A developer paid tens of thousands of dollars in bribes to Shelton Mayor Mark Lauretti — including money for home repairs — to win approval for his plan to build two restaurants and bank, a federal prosecutor said Monday at the start of the developer's corruption trial.
James Botti paid about $20,000 for repairs to Lauretti's home and gave him cash from a safe where he kept hundreds of thousands of dollars, prosecutor Richard Schecter said during opening statements at the trial in New Haven. It was the first time authorities identified Lauretti as the official Botti allegedly bribed.
Lauretti, a mayor for 20 years who has expressed interest in running for governor, hasn't been charged with any crime and has repeatedly denied wrongdoing. A message was left for him Monday.
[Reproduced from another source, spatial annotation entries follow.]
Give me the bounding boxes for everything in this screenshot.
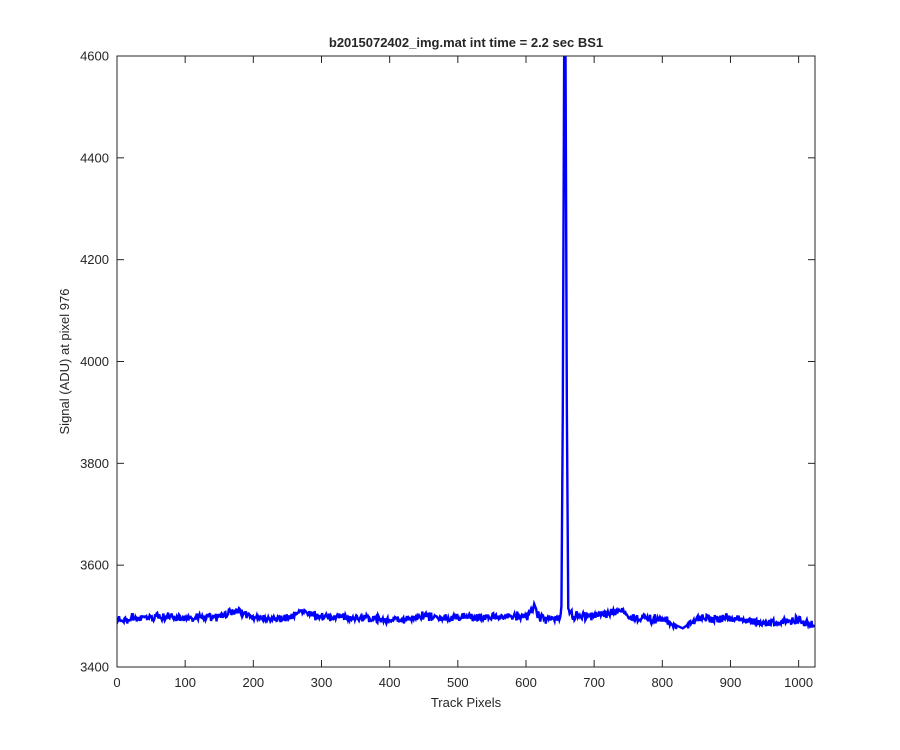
x-tick-label: 400: [379, 675, 401, 690]
x-tick-label: 500: [447, 675, 469, 690]
axes-box: [116, 55, 816, 668]
x-tick-label: 200: [242, 675, 264, 690]
x-tick-label: 800: [651, 675, 673, 690]
data-layer: [117, 56, 815, 632]
y-tick-label: 4400: [80, 150, 109, 165]
chart-title: b2015072402_img.mat int time = 2.2 sec B…: [329, 35, 603, 50]
y-tick-label: 3400: [80, 660, 109, 675]
x-tick-label: 300: [311, 675, 333, 690]
tick-layer: 0 100 200 300 400 500 600 700 800 900 1000 3400 3600…: [80, 49, 815, 690]
x-tick-label: 700: [583, 675, 605, 690]
y-tick-label: 4600: [80, 49, 109, 64]
y-tick-label: 4200: [80, 252, 109, 267]
x-tick-label: 900: [720, 675, 742, 690]
x-tick-label: 1000: [784, 675, 813, 690]
x-axis-label: Track Pixels: [431, 695, 502, 710]
y-tick-label: 3600: [80, 558, 109, 573]
y-axis-label: Signal (ADU) at pixel 976: [57, 289, 72, 435]
y-tick-label: 3800: [80, 456, 109, 471]
x-tick-label: 100: [174, 675, 196, 690]
plot-area: [117, 56, 815, 667]
y-tick-label: 4000: [80, 354, 109, 369]
x-tick-label: 0: [113, 675, 120, 690]
x-tick-label: 600: [515, 675, 537, 690]
signal-series-line: [117, 56, 815, 632]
Botti, a car aficionado, wanted to be a big commercial developer but believed Shelton was corrupt and that he had to pay off the mayor to get projects approved, Schechter said. Botti said he could expose the corrupt activities of 17 other developers and many officials, the prosecutor said.
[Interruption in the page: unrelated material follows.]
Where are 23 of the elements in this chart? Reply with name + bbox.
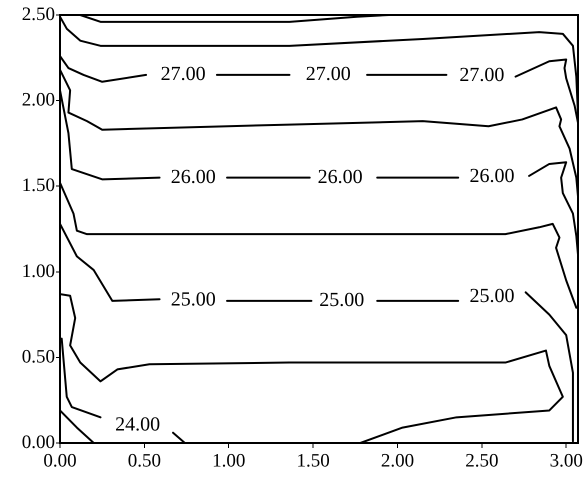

"James Botti bought public officials as often as he bought automobiles. Like a nice car, Mark Lauretti didn't come cheaply," Schechter said, adding that Botti complained that the mayor was greedy. "The evidence will show James Botti fed that greed."
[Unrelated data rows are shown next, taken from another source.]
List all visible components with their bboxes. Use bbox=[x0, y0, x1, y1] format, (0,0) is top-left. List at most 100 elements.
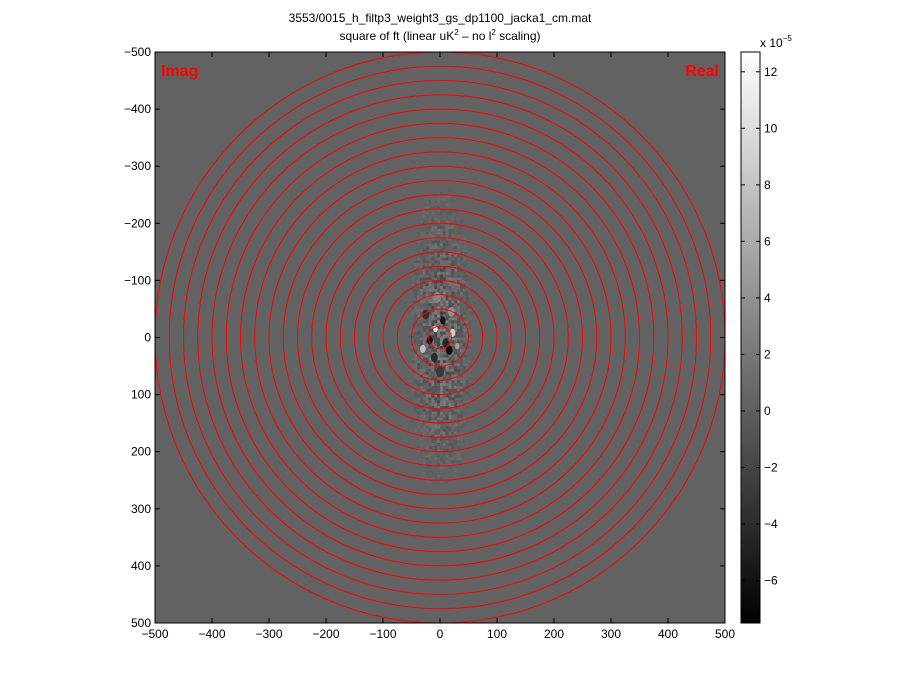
heatmap-cell bbox=[462, 343, 466, 347]
heatmap-cell bbox=[431, 240, 435, 244]
heatmap-cell bbox=[448, 465, 452, 469]
heatmap-cell bbox=[428, 297, 432, 301]
heatmap-cell bbox=[431, 380, 435, 384]
heatmap-cell bbox=[454, 331, 458, 335]
heatmap-cell bbox=[468, 294, 472, 298]
heatmap-cell bbox=[457, 254, 460, 258]
heatmap-cell bbox=[457, 460, 460, 464]
heatmap-cell bbox=[442, 403, 446, 407]
heatmap-cell bbox=[454, 351, 458, 355]
heatmap-cell bbox=[462, 317, 466, 321]
heatmap-cell bbox=[462, 400, 466, 404]
colorbar: −6 −4 −2 0 2 4 6 8 10 12 x 10−5 bbox=[740, 34, 792, 624]
heatmap-cell bbox=[431, 294, 435, 298]
heatmap-cell bbox=[457, 277, 460, 281]
heatmap-cell bbox=[437, 343, 440, 347]
heatmap-cell bbox=[411, 343, 415, 347]
heatmap-cell bbox=[411, 403, 415, 407]
heatmap-cell bbox=[457, 457, 460, 461]
heatmap-cell bbox=[420, 351, 423, 355]
heatmap-cell bbox=[434, 403, 438, 407]
heatmap-cell bbox=[448, 368, 452, 372]
heatmap-cell bbox=[417, 445, 421, 449]
heatmap-cell bbox=[431, 471, 435, 475]
heatmap-cell bbox=[442, 220, 446, 224]
heatmap-cell bbox=[422, 340, 426, 344]
heatmap-cell bbox=[448, 209, 452, 212]
heatmap-cell bbox=[448, 357, 452, 361]
heatmap-cell bbox=[425, 445, 429, 449]
heatmap-cell bbox=[434, 383, 438, 387]
heatmap-cell bbox=[425, 346, 429, 349]
heatmap-cell bbox=[442, 465, 446, 469]
heatmap-cell bbox=[414, 391, 418, 395]
heatmap-cell bbox=[428, 314, 432, 318]
heatmap-cell bbox=[457, 328, 460, 332]
heatmap-cell bbox=[440, 326, 443, 329]
heatmap-cell bbox=[417, 294, 421, 298]
heatmap-cell bbox=[451, 223, 455, 227]
heatmap-cell bbox=[422, 414, 426, 418]
colorbar-tick-label: −6 bbox=[764, 574, 778, 588]
heatmap-cell bbox=[431, 271, 435, 275]
heatmap-cell bbox=[414, 294, 418, 298]
heatmap-cell bbox=[420, 266, 423, 269]
heatmap-cell bbox=[411, 283, 415, 287]
heatmap-cell bbox=[454, 280, 458, 284]
heatmap-cell bbox=[448, 328, 452, 332]
heatmap-cell bbox=[431, 428, 435, 432]
heatmap-cell bbox=[448, 254, 452, 258]
heatmap-cell bbox=[445, 354, 449, 358]
heatmap-cell bbox=[454, 363, 458, 367]
heatmap-cell bbox=[437, 403, 440, 407]
heatmap-cell bbox=[428, 331, 432, 335]
heatmap-cell bbox=[454, 440, 458, 444]
heatmap-cell bbox=[422, 331, 426, 335]
heatmap-cell bbox=[431, 434, 435, 438]
heatmap-cell bbox=[434, 277, 438, 281]
heatmap-cell bbox=[428, 200, 432, 204]
heatmap-cell bbox=[442, 209, 446, 212]
heatmap-cell bbox=[468, 320, 472, 324]
heatmap-cell bbox=[428, 246, 432, 249]
heatmap-cell bbox=[468, 263, 472, 267]
heatmap-cell bbox=[462, 237, 466, 241]
heatmap-cell bbox=[459, 383, 463, 387]
heatmap-cell bbox=[454, 403, 458, 407]
heatmap-cell bbox=[445, 203, 449, 207]
heatmap-cell bbox=[442, 328, 446, 332]
heatmap-cell bbox=[457, 388, 460, 392]
heatmap-cell bbox=[428, 217, 432, 221]
heatmap-cell bbox=[411, 331, 415, 335]
heatmap-cell bbox=[437, 411, 440, 415]
heatmap-cell bbox=[440, 428, 443, 432]
heatmap-cell bbox=[459, 377, 463, 381]
heatmap-cell bbox=[454, 400, 458, 404]
y-tick-label: 300 bbox=[131, 502, 151, 516]
heatmap-cell bbox=[445, 368, 449, 372]
heatmap-cell bbox=[442, 311, 446, 315]
heatmap-cell bbox=[468, 314, 472, 318]
heatmap-cell bbox=[428, 260, 432, 264]
heatmap-cell bbox=[445, 366, 449, 369]
heatmap-cell bbox=[431, 391, 435, 395]
heatmap-cell bbox=[465, 371, 469, 375]
heatmap-cell bbox=[445, 229, 449, 232]
heatmap-cell bbox=[457, 274, 460, 278]
heatmap-cell bbox=[422, 380, 426, 384]
heatmap-cell bbox=[420, 414, 423, 418]
heatmap-cell bbox=[468, 337, 472, 341]
heatmap-cell bbox=[459, 240, 463, 244]
heatmap-cell bbox=[451, 243, 455, 247]
heatmap-cell bbox=[445, 320, 449, 324]
heatmap-cell bbox=[437, 408, 440, 412]
annulus-ring bbox=[382, 279, 498, 396]
heatmap-cell bbox=[437, 377, 440, 381]
heatmap-cell bbox=[428, 317, 432, 321]
heatmap-cell bbox=[454, 411, 458, 415]
heatmap-cell bbox=[445, 243, 449, 247]
heatmap-cell bbox=[431, 291, 435, 295]
heatmap-cell bbox=[431, 477, 435, 481]
heatmap-cell bbox=[420, 263, 423, 267]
When planning and zoning officials didn't want to approve the restaurant and bank project for Botti, Lauretti intervened to ensure he won approval, Schechter said. Botti also provided benefits to those officials, he said.
The home repairs came in 2002, but Lauretti didn't pay Botti until 2004 after news broke that then-Gov. John G. Rowland was under investigation for corruption, authorities said. Even after Lauretti paid the developer, Botti managed to funnel $9,000 back to the mayor through a Christmas party at a restaurant Lauretti owned, authorities said.
Botti's attorney, William Dow III, said in his opening statement the two men are childhood friends and there were no bribes. He said the developer did favors for the mayor as his friend and helped arrange work on the mayor's house.
Dow described Shelton as an insular community where residents often do favors for friends without expecting anything in return. He said Lauretti's job was to advocate projects he believed could economically benefit the city.
"It is expected mayors are going to get their hands dirty," Dow said. "There is no shame, there is no crime, there is nothing improper about a mayor opining or entering into whether a development should go forward or not."
Lauretti did nothing to help Botti on two earlier projects, but "went to bat" for Botti on the project cited by authorities "because he thought it was right for the community," Dow said. "In fact it was right for the community."